15min:
SYMMETRY, DEGENERACY, AND STATISTICAL WEIGHTS OF H3+.

KYLE N. CRABTREE, Harvard-Smithsonian Center for Astrophysics, Cambridge, MA, 02138; BENJAMIN J. MCCALL, Departments of Chemistry, Astronomy, and Physics, University of Illinois, Urbana, IL, 61801.

High resolution spectroscopy of H3+ is used to probe a variety of physical phenomena, from temperatures, densities, and ionization rates of interstellar clouds to the fundamental chemical physics of chemical reactions involving identical particles. Throughout the literature surrounding these applications, various assumptions, often implicit and sometimes contradictory, are made concerning the degeneracies and statistical weights of the ortho and para nuclear spin modifications of H3+, and it is often difficult to account for their origins and applicability. In this talk, the symmetry properties of the nuclear spin and rovibrational wavefunctions of H3+ are discussed in detail, as well as the selection rules that determine their combinations.
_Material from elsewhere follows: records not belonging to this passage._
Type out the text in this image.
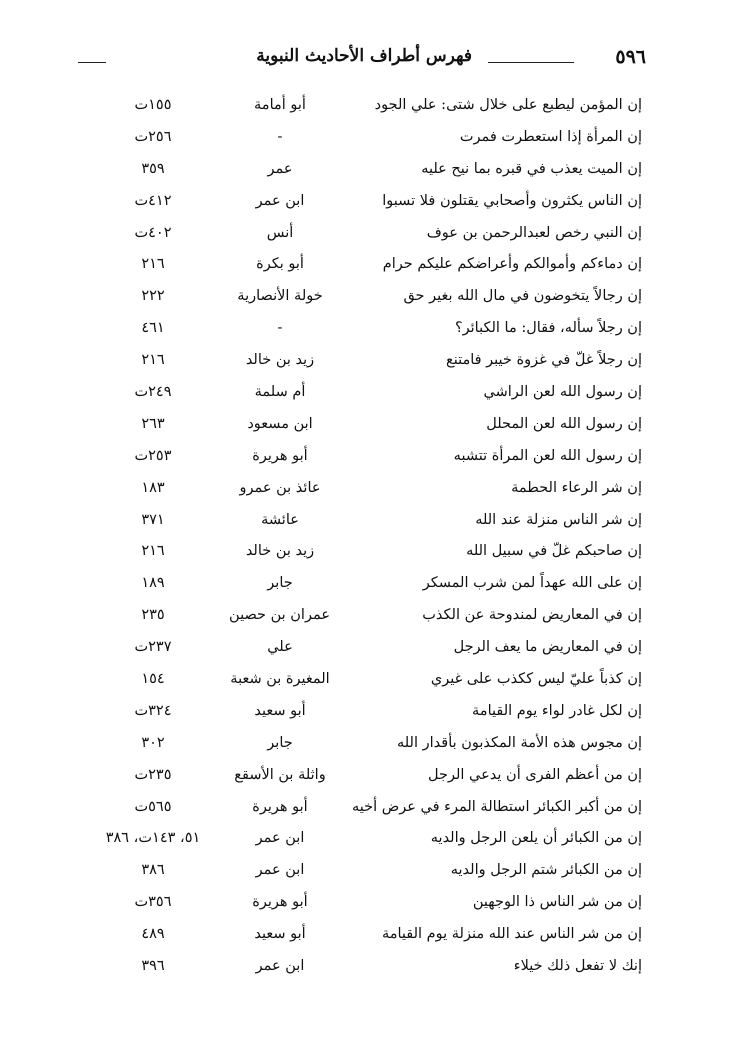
٥٩٦
فهرس أطراف الأحاديث النبوية
إن المؤمن ليطبع على خلال شتى: علي الجود
أبو أمامة
١٥٥ت
إن المرأة إذا استعطرت فمرت
-
٢٥٦ت
إن الميت يعذب في قبره بما نيح عليه
عمر
٣٥٩
إن الناس يكثرون وأصحابي يقتلون فلا تسبوا
ابن عمر
٤١٢ت
إن النبي رخص لعبدالرحمن بن عوف
أنس
٤٠٢ت
إن دماءكم وأموالكم وأعراضكم عليكم حرام
أبو بكرة
٢١٦
إن رجالاً يتخوضون في مال الله بغير حق
خولة الأنصارية
٢٢٢
إن رجلاً سأله، فقال: ما الكبائر؟
-
٤٦١
إن رجلاً غلّ في غزوة خيبر فامتنع
زيد بن خالد
٢١٦
إن رسول الله لعن الراشي
أم سلمة
٢٤٩ت
إن رسول الله لعن المحلل
ابن مسعود
٢٦٣
إن رسول الله لعن المرأة تتشبه
أبو هريرة
٢٥٣ت
إن شر الرعاء الحطمة
عائذ بن عمرو
١٨٣
إن شر الناس منزلة عند الله
عائشة
٣٧١
إن صاحبكم غلّ في سبيل الله
زيد بن خالد
٢١٦
إن على الله عهداً لمن شرب المسكر
جابر
١٨٩
إن في المعاريض لمندوحة عن الكذب
عمران بن حصين
٢٣٥
إن في المعاريض ما يعف الرجل
علي
٢٣٧ت
إن كذباً عليّ ليس ككذب على غيري
المغيرة بن شعبة
١٥٤
إن لكل غادر لواء يوم القيامة
أبو سعيد
٣٢٤ت
إن مجوس هذه الأمة المكذبون بأقدار الله
جابر
٣٠٢
إن من أعظم الفرى أن يدعي الرجل
واثلة بن الأسقع
٢٣٥ت
إن من أكبر الكبائر استطالة المرء في عرض أخيه
أبو هريرة
٥٦٥ت
إن من الكبائر أن يلعن الرجل والديه
ابن عمر
٥١، ١٤٣ت، ٣٨٦
إن من الكبائر شتم الرجل والديه
ابن عمر
٣٨٦
إن من شر الناس ذا الوجهين
أبو هريرة
٣٥٦ت
إن من شر الناس عند الله منزلة يوم القيامة
أبو سعيد
٤٨٩
إنك لا تفعل ذلك خيلاء
ابن عمر
٣٩٦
The findings from this close examination are presented in the context of the applications of H3+ spectroscopy, with the aim of explicitly identifying the degeneracies of individual rovibrational states. Finally, it is suggested that the nuclear spin wavefunctions of para -H3+ directly reveal branching fractions for the nuclear spin modifications of H2 formed in proton transfer reactions of the form p -H3+ + X \to H2 + HX+.